On its company website, Buf Architecture Studio LLC lists three core values – one of them: “Be a buffalo.”
According to Buf Studio officials, in a storm on the North American plains, cattle could be seen running away, while a buffalo would turn to face it head on. For Buf, this equates to the architectural team facing challenges and complexities of a project when they’re first identified.
There are two other values: “No bad days,” meaning a resilient team should work together to solve problems every single day, and “How you do anything is how you do everything,” a reminder that all work that comprises a project is important.
Principal Joel Thomas describes a challenging entry to the Springfield market, with the onset of the global pandemic coinciding with the firm’s first quarter in its original Bentonville, Arkansas, office.

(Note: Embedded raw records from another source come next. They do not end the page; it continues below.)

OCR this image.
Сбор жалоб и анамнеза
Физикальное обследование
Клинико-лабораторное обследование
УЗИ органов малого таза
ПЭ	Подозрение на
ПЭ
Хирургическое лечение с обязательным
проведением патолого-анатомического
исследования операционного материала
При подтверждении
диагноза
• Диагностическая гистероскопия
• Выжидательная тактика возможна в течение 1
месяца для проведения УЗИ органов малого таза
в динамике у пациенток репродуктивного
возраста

The company’s partners were members of another Bentonville firm, which they amicably parted through a contractual system that allowed them to complete 30 existing projects while establishing their firm.
In March 2020, Buf Studio opened its doors in a Springfield office – a familiar place for Thomas, who had graduated from Drury University’s Hammons School of Architecture. The fresh start brought new projects, like the Heritage Apartments, now going up at the site of the former Heritage Cafeteria at Fremont Avenue and Battlefield Road, as well as new hires.

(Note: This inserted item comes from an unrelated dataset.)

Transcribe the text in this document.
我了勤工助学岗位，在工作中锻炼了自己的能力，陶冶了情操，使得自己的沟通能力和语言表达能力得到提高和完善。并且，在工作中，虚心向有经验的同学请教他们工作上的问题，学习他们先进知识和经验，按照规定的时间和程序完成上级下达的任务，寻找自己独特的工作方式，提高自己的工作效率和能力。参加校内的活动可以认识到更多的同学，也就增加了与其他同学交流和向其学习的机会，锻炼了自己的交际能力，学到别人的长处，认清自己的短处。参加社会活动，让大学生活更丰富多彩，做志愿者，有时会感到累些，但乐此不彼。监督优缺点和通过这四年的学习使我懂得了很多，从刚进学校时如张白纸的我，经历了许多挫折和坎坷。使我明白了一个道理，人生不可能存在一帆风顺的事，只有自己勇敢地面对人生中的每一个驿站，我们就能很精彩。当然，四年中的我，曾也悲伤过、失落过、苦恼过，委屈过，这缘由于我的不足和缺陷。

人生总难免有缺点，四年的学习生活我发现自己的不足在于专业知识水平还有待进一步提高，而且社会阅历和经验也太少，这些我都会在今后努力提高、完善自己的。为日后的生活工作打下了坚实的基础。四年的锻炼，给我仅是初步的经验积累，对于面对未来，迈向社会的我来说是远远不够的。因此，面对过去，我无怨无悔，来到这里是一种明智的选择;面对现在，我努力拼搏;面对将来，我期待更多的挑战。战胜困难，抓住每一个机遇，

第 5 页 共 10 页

Buf doesn’t promote a particular style, Thomas says.
“I want to be a generalist,” he says. “I’ve always kept an open mind about designing for each specific client, area, need or purpose. I want to provide a good product for my client, and it doesn’t have to be my design aesthetic – it should be something that they enjoy that works for them.”
Thomas says the architectural profession has been dealing with issues related to growth and the pressures of meeting clients’ scheduling needs. Like the buffalo, his company has faced forward to meet the challenge.
“Our hiring practices have allowed us to increase the company size by 158% to a total of 19 employees in the past eight months,” he says.
The principals identified that conventional employee searches would be unsuccessful.
“People currently employed are overloaded with work, and seeking new employment is additional stress added to an already heavy load,” he says.
So, the company reached out to people who seemed to fit its needs.
“We identified that we had a seat on our bus that needed to be filled, and we sought the appropriate person to fill that seat,” he says. “The result was high-quality candidates that met the objectives the firm needed, compared to sifting through resumes of individuals who were unqualified or who didn’t meet the culture of our company.”